Tuesday, 4 October 2005

Iain M. Banks: The Algebraist (2004)

Edition: Orbit, 2004
Review number: 1304

Iain Banks latest is an addition to the growing list of his non-Culture science fiction, though it has the same flavour as those set in that universe. It is set far in the future, in a galaxy filled with many kinds of lifeforms. These are generally classified as either Quick (those who evolved mainly on rocky planets, including two kinds of humans) or Slow (those who live with much slower metabolisms who often developed in gas giants, which include the other major species we meet in The Algebraist, the Dwellers). The Dwellers are somewhat mysterious and incredibly long-lived beings (some individuals are older than entire races) who have a history dating back to very early in galactic history. They hardly communicate with members of other species, and those who are permitted to communicate with them, known as Seers, are often completely confused by what they are told, especially since the Dwellers are prone to jokes which mean that much of what they say can't be trusted. One persistent story which is widely disbelieved by the galaxy as a whole is that there is a key to a document known as the "Dweller List", which seems to describe a large number of portals (the instantaneous travel mechanism which makes Banks' galactic civilization possible), but which cannot be decoded.

The Dwellers seem to me to be the major conceptual link between The Algebraicist and the Culture novels. They take the insouciant, anarchic way of life of the Culture to an extreme. They are the highlights of the novel, the source of many humorous touches: they are the only aliens I have come across in the whole of the science fiction genre who are given convincing dialogue that is reminiscent of the tramps in Waiting for Godot.

The central character of the novel, Fassin Taak, is one of the most successful Seers, and it is he who brings back from one of his trips to the gas giant Nasqueron a work of literature which is later discovered to have a clue to the Dweller List hidden in an appendix. This is so important that it provokes an invasion of the planetary system by some really nasty villains, which in turn forces Taak to return to Nasqueron to try and persuade the Dwellers to give up the rest of the secret before the destruction of his home world.
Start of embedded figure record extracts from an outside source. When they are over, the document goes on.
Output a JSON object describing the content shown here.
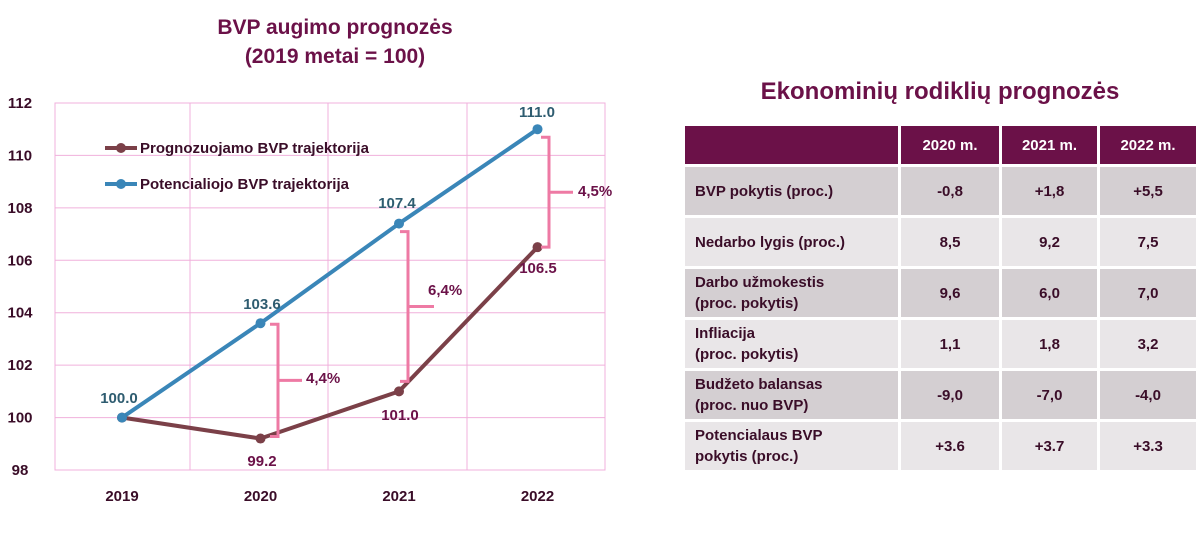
{
  "chart_data": {
    "type": "line",
    "title": "BVP augimo prognozės",
    "subtitle": "(2019 metai = 100)",
    "categories": [
      "2019",
      "2020",
      "2021",
      "2022"
    ],
    "ylim": [
      98,
      112
    ],
    "yticks": [
      "98",
      "100",
      "102",
      "104",
      "106",
      "108",
      "110",
      "112"
    ],
    "grid": true,
    "legend_position": "top-left",
    "series": [
      {
        "name": "Prognozuojamo BVP trajektorija",
        "color": "#7b4048",
        "values": [
          100.0,
          99.2,
          101.0,
          106.5
        ],
        "labels": [
          "",
          "99.2",
          "101.0",
          "106.5"
        ]
      },
      {
        "name": "Potencialiojo BVP trajektorija",
        "color": "#3a86b8",
        "values": [
          100.0,
          103.6,
          107.4,
          111.0
        ],
        "labels": [
          "100.0",
          "103.6",
          "107.4",
          "111.0"
        ]
      }
    ],
    "annotations": [
      {
        "category": "2020",
        "text": "4,4%"
      },
      {
        "category": "2021",
        "text": "6,4%"
      },
      {
        "category": "2022",
        "text": "4,5%"
      }
    ],
    "colors": {
      "title": "#6b1148",
      "grid": "#f0b0dc",
      "bracket": "#ee7aa4",
      "forecast_label": "#6b1148",
      "potential_label": "#2e5c70",
      "axis_text": "#3a0d28"
    }
  },
  "table": {
    "title": "Ekonominių rodiklių prognozės",
    "headers": [
      "",
      "2020 m.",
      "2021 m.",
      "2022 m."
    ],
    "rows": [
      {
        "label": [
          "BVP pokytis (proc.)"
        ],
        "values": [
          "-0,8",
          "+1,8",
          "+5,5"
        ]
      },
      {
        "label": [
          "Nedarbo lygis (proc.)"
        ],
        "values": [
          "8,5",
          "9,2",
          "7,5"
        ]
      },
      {
        "label": [
          "Darbo užmokestis",
          "(proc. pokytis)"
        ],
        "values": [
          "9,6",
          "6,0",
          "7,0"
        ]
      },
      {
        "label": [
          "Infliacija",
          "(proc. pokytis)"
        ],
        "values": [
          "1,1",
          "1,8",
          "3,2"
        ]
      },
      {
        "label": [
          "Budžeto balansas",
          "(proc. nuo BVP)"
        ],
        "values": [
          "-9,0",
          "-7,0",
          "-4,0"
        ]
      },
      {
        "label": [
          "Potencialaus BVP",
          "pokytis (proc.)"
        ],
        "values": [
          "+3.6",
          "+3.7",
          "+3.3"
        ]
      }
    ]
  }
}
The Algebraist is a fun novel, very enjoyable to read, though not really covering new ground for Banks despite the different setting. Indeed, it is now quite some time since Banks has produced anything as innovative as his early novels, and he is now apparently content to write polished variations on the themes that make up his mature style (perhaps this is something that can be said of most authors who have a career of any length). Maybe moving away from the Culture is an attempt to bring back some of the early originality, in which case it has not really succeeded. There are now of course many writers who have been influenced by Banks, particularly by his science fiction; The Algebraist reads in places almost like a novel by yet another admirer than by the man himself. Here we really have the novelist as craftsman rather than artist; very welcome, very satisfying, and only disappointing because the reader knows that Banks is capable of much more.

One very small point: when I studied mathematics, those who concentrated on algebra were known as "algebraicists" rather than "algebraists".